Oh, and they're both little heifers! Sweet little girls, as yet unnamed. UPDATE: They named them Daisy and Lilly.

You know, I've heard it said by some people that rural children are pathetic and deprived because they never get to go to museums, concerts, or any of the other fine amenities a city has to offer.

I beg to differ.


  1. Rural children are in no way deprived. In fact, I believe the city kids are deprived in that they never get to witness all the wonders that rural life has to offer. Sure, museums are great, but seeing a calf come into this world is AMAZING!

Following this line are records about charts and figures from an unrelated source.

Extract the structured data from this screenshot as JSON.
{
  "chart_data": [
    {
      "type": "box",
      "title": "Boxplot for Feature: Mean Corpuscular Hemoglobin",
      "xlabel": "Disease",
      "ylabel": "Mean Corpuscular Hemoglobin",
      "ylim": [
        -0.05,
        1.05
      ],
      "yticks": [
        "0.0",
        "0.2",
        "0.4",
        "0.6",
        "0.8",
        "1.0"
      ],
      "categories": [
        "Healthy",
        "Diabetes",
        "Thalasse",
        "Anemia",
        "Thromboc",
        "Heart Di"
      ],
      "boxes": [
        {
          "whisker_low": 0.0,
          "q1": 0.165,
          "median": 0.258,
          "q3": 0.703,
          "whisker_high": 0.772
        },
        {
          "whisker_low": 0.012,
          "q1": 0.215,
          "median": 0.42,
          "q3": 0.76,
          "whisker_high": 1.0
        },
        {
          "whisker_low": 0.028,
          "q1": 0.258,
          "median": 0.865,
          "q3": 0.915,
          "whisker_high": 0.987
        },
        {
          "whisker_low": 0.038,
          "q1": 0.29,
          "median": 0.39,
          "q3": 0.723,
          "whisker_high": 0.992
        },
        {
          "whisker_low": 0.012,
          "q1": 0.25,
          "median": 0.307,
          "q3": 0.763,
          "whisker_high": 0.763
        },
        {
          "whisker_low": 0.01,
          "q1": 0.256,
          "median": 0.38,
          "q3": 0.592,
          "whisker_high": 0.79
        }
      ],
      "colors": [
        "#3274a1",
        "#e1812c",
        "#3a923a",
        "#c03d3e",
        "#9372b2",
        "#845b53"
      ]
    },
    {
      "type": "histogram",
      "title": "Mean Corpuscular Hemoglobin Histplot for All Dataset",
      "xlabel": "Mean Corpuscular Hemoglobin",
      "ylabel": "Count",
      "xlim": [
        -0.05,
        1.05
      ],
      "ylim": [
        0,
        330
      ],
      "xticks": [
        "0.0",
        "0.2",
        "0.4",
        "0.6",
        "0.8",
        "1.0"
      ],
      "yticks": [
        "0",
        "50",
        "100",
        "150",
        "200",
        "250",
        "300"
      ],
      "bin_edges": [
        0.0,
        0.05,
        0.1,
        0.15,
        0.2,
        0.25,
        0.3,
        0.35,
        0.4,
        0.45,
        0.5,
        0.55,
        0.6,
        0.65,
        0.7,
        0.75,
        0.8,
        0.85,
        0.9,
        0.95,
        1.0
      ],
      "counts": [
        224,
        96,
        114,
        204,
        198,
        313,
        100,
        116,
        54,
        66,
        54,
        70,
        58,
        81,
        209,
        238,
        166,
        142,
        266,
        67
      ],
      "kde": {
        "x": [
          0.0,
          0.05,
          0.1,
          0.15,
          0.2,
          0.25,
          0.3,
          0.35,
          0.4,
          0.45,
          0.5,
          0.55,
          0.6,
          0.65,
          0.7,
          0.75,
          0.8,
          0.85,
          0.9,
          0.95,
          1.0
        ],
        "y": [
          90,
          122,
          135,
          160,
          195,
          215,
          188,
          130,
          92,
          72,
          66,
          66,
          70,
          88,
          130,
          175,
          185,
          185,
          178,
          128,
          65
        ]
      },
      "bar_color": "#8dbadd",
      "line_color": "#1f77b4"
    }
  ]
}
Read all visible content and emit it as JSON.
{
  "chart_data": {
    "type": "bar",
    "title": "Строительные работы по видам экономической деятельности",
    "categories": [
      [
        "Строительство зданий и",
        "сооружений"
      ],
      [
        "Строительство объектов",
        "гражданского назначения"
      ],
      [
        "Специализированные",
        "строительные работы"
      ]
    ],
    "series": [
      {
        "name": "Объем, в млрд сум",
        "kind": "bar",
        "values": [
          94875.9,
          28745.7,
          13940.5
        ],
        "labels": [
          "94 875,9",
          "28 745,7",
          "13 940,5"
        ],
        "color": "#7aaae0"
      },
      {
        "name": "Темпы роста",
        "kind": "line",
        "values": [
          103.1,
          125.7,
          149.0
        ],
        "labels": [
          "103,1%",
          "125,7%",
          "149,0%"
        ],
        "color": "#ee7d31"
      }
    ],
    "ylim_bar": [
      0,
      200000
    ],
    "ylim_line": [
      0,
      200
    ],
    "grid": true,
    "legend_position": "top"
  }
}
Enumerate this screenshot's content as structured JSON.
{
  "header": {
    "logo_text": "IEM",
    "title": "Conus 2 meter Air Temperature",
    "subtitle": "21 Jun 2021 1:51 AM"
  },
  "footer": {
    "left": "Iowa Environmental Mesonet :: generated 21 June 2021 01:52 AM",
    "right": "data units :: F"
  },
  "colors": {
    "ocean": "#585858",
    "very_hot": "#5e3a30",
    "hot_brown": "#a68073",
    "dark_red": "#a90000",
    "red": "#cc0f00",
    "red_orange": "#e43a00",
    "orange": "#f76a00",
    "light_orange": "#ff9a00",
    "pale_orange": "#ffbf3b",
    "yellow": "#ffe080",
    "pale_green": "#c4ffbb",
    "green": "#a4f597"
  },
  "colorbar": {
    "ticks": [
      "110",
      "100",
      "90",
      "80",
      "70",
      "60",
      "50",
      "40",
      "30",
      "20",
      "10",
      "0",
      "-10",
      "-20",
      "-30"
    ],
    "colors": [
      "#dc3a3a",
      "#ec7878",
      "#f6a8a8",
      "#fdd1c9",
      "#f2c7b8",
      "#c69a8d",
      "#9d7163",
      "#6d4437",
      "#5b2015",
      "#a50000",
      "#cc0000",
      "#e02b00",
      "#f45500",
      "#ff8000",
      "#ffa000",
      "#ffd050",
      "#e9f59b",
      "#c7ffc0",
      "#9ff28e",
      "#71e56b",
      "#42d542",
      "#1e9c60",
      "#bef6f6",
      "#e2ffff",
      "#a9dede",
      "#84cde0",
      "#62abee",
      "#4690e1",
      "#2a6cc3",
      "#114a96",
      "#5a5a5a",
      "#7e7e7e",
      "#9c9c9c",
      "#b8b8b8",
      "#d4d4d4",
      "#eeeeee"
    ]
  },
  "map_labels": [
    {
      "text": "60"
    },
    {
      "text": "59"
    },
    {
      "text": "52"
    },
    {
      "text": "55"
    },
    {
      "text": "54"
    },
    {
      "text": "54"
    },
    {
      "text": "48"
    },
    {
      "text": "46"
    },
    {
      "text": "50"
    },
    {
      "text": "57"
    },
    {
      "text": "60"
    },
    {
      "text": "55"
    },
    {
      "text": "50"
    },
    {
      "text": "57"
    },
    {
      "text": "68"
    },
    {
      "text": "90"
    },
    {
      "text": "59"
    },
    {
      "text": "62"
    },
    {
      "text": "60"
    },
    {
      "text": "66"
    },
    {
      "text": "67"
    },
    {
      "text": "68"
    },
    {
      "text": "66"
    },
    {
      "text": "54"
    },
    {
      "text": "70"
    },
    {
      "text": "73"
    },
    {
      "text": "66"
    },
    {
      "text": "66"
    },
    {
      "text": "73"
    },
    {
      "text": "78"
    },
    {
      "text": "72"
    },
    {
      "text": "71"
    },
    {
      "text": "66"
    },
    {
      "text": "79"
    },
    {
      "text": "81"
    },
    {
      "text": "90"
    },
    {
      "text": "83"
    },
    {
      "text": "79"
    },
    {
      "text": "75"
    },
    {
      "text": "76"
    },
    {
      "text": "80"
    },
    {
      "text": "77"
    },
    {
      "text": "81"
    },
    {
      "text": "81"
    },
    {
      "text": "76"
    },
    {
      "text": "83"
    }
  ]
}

  2. We don't live in the city but we are not really rural either, and I always feel that our children are missing out. I am always dreaming about moving to the "middle of nowhere". I have always felt that the rural children are the luckiest. I grew up in a tiny town in southern Idaho and did many things that our kids can not do. Like watching calves be born. What a blessing to see!

  3. Isn't evolution amazing? How did it..uhh they umm...whatever that wonderful thing is that does that do it? Hardy har! Have a GREAT Easter everyone. Praise the Lord!

  4. I prefer not to assist with calving, but to leave it hanging for 5 minutes like this is not wise as the navel cord gets thin because of stretching, and also no help when the sack stays over the head. Close call.
    Dogs eating afterbirth is a bad idea, risk for neospora.